Auf on-line-Terrorlagern unten festzuklemmen Europa,
10:52 morgens am Dienstag, den 22. April 2008
Ein Polizist steht Schutz außerhalb eines Birminghamcyberkaffee letztes Jahr, nach einigen anti-terror Anhalten. Foto/Reuters
LUXEMBURG - EU-Zustände einig gewesen über feste Gesetze gegen Anreiz Terrorismus, um auf Gebrauch der militanten Gruppen des Internets unten festzuklemmen.
EU-Gerechtigkeit und Innenminister einigten auch sich in Luxemburg auf einem Aktionsplan zu versuchen, die Gruppen zu stoppen, die Explosivstoffe erhalten.
Polizei sagt, dass das Internet auf sehr großem Wert für Militaristen genommen und ihnen ermöglicht, Know-how zu teilen, Planbetriebe und Propaganda zu einem Massenpublikum verbreitete hat.

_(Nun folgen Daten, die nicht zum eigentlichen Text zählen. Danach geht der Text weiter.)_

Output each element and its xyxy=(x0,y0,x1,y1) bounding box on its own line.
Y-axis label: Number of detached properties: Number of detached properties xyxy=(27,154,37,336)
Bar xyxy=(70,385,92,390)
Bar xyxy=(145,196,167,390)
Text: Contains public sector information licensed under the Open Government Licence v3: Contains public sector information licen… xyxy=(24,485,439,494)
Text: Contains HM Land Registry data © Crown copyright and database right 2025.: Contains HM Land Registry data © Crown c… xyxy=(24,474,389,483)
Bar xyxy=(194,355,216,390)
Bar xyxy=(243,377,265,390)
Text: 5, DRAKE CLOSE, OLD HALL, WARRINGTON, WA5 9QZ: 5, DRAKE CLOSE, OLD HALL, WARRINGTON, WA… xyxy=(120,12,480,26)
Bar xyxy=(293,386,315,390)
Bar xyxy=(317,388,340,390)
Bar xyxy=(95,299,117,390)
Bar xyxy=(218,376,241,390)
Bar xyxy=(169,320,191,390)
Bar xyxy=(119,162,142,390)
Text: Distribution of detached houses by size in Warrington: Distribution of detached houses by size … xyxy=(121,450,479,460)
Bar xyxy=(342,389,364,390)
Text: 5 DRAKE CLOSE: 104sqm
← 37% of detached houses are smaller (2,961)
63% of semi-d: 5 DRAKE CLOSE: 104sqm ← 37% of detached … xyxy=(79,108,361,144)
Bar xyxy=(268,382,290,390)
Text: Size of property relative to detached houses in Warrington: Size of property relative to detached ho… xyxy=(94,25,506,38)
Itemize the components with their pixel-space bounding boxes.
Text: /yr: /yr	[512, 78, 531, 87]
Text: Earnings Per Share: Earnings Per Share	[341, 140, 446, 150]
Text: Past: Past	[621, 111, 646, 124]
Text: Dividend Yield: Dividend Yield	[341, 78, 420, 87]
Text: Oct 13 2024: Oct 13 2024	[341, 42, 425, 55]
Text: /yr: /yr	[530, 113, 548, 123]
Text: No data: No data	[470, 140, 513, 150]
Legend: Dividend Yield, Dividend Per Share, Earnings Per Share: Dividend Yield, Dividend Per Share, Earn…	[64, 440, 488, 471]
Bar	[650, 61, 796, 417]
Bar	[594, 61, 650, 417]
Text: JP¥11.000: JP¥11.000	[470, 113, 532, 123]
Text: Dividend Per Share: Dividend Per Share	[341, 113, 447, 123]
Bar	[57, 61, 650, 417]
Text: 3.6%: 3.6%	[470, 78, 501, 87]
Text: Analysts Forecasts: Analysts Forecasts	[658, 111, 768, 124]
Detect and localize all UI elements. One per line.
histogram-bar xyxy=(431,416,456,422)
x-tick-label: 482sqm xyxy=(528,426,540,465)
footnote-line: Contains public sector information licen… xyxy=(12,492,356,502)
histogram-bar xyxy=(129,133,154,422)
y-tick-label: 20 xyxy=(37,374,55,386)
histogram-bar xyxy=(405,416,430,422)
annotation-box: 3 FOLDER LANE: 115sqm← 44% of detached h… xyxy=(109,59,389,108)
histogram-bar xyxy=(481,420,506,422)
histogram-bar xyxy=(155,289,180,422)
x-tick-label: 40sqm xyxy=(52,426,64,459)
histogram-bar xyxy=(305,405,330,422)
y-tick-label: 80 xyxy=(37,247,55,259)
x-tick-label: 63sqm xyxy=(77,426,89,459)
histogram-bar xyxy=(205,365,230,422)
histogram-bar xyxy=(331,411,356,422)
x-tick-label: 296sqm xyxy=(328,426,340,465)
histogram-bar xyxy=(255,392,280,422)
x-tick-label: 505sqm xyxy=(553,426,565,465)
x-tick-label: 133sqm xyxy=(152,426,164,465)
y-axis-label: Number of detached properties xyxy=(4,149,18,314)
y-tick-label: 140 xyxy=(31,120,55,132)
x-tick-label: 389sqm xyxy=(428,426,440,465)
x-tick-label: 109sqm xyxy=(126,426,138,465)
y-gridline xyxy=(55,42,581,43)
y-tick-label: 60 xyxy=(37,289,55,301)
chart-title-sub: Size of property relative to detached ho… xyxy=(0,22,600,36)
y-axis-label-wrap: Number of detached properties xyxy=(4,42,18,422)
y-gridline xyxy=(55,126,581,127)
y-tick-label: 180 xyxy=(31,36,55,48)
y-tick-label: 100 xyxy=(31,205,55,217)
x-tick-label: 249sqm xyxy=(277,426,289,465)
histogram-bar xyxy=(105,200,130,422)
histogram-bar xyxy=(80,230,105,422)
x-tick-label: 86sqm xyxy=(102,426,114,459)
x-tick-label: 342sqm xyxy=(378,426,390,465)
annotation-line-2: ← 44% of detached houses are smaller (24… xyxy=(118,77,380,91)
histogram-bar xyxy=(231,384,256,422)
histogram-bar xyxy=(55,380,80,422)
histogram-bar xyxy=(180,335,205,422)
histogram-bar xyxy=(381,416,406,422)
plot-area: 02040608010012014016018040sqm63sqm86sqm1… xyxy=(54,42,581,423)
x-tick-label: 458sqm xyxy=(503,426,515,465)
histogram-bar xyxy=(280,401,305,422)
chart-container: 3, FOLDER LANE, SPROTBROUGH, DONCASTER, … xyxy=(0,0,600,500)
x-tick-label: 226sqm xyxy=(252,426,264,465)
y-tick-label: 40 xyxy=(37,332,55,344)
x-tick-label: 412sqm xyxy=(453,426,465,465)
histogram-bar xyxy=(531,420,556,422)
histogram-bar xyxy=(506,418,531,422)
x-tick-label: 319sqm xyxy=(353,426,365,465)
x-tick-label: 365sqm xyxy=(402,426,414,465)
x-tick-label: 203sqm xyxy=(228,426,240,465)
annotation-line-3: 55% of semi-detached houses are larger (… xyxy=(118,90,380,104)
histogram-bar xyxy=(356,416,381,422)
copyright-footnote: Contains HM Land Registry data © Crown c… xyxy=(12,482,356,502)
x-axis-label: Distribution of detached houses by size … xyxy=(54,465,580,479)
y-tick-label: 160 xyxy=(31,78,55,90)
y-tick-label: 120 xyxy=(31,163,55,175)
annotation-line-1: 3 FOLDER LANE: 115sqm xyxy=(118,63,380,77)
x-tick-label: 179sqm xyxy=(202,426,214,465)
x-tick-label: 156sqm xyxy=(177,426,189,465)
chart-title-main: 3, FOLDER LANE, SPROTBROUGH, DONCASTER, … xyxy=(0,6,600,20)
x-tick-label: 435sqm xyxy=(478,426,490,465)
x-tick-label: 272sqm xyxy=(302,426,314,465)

„Das Internet wird benutzt, um anzuspornen und die lokalen Terroristen zu mobilisieren…, die als virtuelles Ausbildungslager,“ sagte ein arbeiten, Text, der von den Ministern vereinbart wurde.
„Jeder Mitgliedsstaat ergreift die notwendigen Maßnahmen, zu garantieren, dass Terrorist-verbundene Handlungen… allgemeine Provokation umfassen, um eine Terroristhandlung, die Verstärkung zu begehen für Terrorismus und ausbilden für Terrorismus.“
Zustände können Versuche auch betrachten, als Terroristhandlungen auszubilden und einzuziehen, aber werden nicht verbunden, so zu tun, sagte ein EU-Beamter.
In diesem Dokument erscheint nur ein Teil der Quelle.